Da qui l'enunciazione del seguente principio: "Al di fuori delle ipotesi di notificazione dell'atto processuale - nella specie, dell'atto di appello - in forma telematica, per la quale vale il criterio dell'esclusività del cd. domicilio digitale del procuratore della parte avversa, anche in difetto di sua indicazione negli atti del giudizio, l'indicazione del domicilio eletto risultante dagli atti del giudizio di primo grado prevale sulle diverse risultanze dell'albo professionale, poiché né la parte, né il suo procuratore, sono vincolati ad eleggere domicilio presso lo studio professionale del secondo".

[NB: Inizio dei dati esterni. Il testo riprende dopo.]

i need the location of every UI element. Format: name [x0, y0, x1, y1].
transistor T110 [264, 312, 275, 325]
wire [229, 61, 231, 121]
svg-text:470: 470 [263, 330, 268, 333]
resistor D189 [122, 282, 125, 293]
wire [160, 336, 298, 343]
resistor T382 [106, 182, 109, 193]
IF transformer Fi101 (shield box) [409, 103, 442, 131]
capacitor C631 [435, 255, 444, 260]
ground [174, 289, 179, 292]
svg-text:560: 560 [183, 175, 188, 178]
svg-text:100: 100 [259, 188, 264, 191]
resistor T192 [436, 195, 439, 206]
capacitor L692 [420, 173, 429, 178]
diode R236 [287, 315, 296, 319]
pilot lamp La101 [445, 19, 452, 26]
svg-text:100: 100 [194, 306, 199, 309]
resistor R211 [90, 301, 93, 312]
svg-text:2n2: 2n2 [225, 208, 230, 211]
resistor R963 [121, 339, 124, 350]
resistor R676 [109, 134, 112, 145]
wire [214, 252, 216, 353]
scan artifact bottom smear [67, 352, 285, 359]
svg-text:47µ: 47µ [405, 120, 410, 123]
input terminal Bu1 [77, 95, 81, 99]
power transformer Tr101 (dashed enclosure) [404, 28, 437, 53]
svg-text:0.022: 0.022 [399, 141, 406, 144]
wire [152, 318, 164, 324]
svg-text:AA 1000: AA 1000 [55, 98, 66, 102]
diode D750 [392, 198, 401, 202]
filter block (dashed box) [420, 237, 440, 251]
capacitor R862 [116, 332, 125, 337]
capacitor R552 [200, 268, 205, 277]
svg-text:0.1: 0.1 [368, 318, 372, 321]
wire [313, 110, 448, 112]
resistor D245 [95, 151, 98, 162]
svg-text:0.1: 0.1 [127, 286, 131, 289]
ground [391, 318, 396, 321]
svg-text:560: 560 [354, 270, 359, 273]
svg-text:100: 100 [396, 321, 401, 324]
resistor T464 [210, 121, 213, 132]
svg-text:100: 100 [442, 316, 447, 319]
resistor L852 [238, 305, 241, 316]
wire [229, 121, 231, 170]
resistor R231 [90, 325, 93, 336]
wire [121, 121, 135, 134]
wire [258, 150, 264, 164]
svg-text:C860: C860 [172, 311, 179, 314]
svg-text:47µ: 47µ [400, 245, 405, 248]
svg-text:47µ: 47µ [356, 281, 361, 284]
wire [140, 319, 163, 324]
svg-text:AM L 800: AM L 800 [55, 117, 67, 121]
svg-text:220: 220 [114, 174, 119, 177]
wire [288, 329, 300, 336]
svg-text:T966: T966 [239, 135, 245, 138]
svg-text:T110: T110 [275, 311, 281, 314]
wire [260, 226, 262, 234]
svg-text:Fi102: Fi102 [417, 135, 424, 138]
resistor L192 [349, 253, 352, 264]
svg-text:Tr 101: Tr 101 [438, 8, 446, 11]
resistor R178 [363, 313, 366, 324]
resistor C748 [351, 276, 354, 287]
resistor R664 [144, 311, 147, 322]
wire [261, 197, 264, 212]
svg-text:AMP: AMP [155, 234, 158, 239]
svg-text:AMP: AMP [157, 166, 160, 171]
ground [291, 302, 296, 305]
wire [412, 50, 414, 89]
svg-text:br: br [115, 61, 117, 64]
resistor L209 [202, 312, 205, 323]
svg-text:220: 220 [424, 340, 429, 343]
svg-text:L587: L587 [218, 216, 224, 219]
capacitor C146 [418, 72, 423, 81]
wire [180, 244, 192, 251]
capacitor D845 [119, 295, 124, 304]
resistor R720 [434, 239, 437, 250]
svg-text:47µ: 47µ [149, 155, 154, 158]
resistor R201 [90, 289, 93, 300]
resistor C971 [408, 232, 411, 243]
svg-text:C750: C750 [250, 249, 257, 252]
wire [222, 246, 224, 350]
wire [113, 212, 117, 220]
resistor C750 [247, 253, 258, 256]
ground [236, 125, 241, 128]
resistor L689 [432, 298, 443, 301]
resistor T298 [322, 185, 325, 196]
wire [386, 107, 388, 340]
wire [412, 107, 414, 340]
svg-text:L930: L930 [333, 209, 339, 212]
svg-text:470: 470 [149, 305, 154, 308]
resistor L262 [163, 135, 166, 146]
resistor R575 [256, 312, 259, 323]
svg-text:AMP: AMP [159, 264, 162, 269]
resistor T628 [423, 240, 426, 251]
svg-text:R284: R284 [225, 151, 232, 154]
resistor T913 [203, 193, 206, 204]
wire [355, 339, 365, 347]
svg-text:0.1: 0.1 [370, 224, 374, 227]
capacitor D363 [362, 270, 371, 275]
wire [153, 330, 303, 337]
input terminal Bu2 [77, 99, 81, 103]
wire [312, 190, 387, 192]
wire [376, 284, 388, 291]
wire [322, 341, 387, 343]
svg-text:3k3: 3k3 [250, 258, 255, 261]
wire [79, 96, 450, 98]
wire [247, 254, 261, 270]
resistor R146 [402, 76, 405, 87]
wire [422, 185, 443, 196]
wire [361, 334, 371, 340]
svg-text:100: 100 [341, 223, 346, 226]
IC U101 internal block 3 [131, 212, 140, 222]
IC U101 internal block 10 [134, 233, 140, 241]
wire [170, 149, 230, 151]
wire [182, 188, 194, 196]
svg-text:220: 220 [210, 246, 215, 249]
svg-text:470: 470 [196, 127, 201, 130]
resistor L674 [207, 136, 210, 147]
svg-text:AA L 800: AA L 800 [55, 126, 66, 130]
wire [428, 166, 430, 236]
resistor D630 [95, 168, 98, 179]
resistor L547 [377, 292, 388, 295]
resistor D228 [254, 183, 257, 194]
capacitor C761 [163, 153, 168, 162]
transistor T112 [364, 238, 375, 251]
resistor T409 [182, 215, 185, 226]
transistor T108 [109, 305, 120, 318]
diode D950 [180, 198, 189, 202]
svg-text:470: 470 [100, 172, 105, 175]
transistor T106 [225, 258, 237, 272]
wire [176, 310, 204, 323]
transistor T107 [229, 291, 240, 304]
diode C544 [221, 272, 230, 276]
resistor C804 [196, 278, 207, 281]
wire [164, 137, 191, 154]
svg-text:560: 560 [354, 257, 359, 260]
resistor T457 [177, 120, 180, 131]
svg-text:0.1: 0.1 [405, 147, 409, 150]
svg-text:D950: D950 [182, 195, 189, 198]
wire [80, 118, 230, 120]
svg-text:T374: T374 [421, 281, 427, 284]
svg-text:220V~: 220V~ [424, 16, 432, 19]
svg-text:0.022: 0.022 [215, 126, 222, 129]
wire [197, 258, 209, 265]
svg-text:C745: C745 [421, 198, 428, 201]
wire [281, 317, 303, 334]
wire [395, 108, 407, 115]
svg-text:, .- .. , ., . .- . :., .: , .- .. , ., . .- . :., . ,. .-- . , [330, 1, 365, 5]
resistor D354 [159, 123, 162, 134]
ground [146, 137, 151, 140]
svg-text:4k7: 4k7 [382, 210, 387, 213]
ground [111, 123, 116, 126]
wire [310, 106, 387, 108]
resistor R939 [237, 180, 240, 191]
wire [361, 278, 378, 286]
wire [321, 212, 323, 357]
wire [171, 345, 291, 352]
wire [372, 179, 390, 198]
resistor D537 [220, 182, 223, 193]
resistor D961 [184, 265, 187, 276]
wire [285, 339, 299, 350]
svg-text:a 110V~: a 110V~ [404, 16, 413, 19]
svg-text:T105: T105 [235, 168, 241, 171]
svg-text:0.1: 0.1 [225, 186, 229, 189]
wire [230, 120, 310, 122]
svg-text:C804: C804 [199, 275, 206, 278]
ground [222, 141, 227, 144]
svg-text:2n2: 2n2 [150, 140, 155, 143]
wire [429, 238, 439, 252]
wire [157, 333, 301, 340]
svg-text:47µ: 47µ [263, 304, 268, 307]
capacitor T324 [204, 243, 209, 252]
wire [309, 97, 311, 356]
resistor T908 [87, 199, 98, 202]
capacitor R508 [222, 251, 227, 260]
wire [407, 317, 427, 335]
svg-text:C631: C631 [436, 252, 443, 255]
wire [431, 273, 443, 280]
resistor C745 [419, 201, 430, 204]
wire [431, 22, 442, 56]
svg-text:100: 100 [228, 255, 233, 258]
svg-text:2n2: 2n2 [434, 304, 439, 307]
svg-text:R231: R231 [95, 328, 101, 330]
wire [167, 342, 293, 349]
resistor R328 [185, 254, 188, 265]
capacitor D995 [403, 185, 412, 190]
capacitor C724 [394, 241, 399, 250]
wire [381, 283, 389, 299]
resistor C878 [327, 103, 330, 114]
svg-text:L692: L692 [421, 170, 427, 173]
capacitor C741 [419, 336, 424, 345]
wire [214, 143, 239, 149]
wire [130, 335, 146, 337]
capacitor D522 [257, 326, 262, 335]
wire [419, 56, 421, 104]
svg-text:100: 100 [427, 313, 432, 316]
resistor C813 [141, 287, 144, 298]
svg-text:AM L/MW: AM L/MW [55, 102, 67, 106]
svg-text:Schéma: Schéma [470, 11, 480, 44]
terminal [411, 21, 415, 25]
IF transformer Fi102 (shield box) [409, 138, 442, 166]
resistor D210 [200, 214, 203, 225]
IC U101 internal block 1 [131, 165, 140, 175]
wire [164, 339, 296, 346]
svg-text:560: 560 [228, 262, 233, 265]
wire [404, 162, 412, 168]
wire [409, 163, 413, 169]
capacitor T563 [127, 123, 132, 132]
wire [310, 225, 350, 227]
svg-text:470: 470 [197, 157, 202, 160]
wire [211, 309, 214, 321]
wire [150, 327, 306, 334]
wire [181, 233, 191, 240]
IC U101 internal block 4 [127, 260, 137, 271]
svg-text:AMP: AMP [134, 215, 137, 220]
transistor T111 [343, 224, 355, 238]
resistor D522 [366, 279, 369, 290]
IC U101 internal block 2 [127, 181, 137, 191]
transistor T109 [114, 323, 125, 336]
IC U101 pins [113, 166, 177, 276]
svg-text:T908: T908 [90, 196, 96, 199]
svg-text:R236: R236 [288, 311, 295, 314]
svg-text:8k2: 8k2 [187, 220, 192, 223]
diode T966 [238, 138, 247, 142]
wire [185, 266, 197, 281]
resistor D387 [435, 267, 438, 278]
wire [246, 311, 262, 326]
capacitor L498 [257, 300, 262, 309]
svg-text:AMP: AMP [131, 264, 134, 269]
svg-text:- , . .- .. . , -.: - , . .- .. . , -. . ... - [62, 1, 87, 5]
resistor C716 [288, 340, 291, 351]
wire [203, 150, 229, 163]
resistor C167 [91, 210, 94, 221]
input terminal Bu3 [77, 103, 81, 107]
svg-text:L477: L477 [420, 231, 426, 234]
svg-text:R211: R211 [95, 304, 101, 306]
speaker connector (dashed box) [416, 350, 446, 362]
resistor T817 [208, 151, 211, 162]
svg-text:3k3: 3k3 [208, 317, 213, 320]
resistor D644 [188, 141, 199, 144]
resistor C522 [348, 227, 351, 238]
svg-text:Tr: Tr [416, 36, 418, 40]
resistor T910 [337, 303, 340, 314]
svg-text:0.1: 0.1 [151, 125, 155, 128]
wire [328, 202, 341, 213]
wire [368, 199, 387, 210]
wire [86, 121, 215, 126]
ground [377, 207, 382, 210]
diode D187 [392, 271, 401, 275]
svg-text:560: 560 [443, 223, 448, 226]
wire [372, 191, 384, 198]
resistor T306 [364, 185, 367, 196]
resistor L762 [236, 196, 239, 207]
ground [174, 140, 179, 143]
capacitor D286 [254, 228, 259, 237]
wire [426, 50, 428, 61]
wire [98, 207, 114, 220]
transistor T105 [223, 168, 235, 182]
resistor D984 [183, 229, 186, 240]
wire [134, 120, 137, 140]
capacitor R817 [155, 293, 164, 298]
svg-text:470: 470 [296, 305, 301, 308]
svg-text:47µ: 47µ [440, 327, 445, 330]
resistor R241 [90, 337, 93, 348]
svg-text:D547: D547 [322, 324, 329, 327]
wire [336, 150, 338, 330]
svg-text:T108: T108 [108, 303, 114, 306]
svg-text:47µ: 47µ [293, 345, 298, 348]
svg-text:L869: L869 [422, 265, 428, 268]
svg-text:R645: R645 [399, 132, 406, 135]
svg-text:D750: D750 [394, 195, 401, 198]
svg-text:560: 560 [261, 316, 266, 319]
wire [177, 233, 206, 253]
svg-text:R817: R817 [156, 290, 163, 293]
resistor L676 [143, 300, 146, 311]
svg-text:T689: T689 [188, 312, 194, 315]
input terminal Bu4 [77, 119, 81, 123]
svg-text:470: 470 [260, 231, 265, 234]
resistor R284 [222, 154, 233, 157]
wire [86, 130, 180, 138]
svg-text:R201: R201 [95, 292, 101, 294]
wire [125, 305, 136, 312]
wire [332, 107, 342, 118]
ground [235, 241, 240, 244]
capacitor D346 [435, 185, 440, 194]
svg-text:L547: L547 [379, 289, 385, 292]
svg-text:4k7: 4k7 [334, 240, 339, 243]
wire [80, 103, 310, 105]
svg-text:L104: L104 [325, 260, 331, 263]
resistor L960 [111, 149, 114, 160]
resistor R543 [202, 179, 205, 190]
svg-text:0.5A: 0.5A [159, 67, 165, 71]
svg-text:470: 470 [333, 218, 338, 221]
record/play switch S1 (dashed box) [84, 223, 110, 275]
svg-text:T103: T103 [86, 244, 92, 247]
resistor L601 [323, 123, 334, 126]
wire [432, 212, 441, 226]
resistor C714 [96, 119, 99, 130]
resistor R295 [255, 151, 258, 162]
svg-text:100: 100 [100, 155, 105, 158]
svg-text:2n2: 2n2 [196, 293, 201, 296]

"Di conseguenza – continua la Cassazione -, se l'appellante sceglie di notificare l'atto di impugnazione presso lo studio del procuratore della parte avversa risultante dall'albo professionale, anziché presso l'indirizzo risultante dagli atti di primo grado, l'eventuale esito negativo di tale tentativo non autorizza la riattivazione tempestiva del procedimento di notificazione (ancorché nei termini indicati dalla sentenza delle Sezioni Unite n. 14594/2016) non potendosi ravvisare, in tale specifica ipotesi, la scusabilità dell'errore, né sotto il profilo oggettivo, in assenza di una situazione di incertezza dipendente dalla condotta della parte avversa, né sotto quello soggettivo, in presenza di una scelta consapevole della parte notificante".

Infine, la Seconda sezione civile ricorda che vi è una "diversità oggettiva tra il caso in cui il notificante faccia affidamento sulle indicazioni contenute negli atti processuali, che poi si rivelino errate, e quello, opposto, in cui invece lo stesso trascuri di considerare le predette evidenze, ed esegua la notificazione presso un indirizzo non indicato, in atti di causa, dal destinatario". Nel primo caso la condotta del notificante "è scusata dall'affidamento incolpevole sulla veridicità delle dichiarazioni dell'altra parte, o – più in generale – sulle risultanze degli atti processuali; di conseguenza, qualora la notificazione non vada a buon fine presso l'indirizzo risultante dai predetti atti, è consentita la riattivazione del procedimento notificatorio nel termine massimo indicato dalla sentenza delle Sezioni Unite n. 14594/2016, presso l'indirizzo indicato nell'albo professionale". Nel secondo caso, invece, il notificante "esegue, a proprio rischio, la notificazione presso un indirizzo non risultante dagli atti del processo; di conseguenza, ove la notificazione non vada a buon fine, non può configurarsi alcun affidamento incolpevole sulla condotta dell'altra parte o sulle emergenze processuali, e dunque non v'è spazio per giustificare il completamento del procedimento notificatorio dopo la scadenza del termine decadenziale previsto per lo specifico incombente processuale".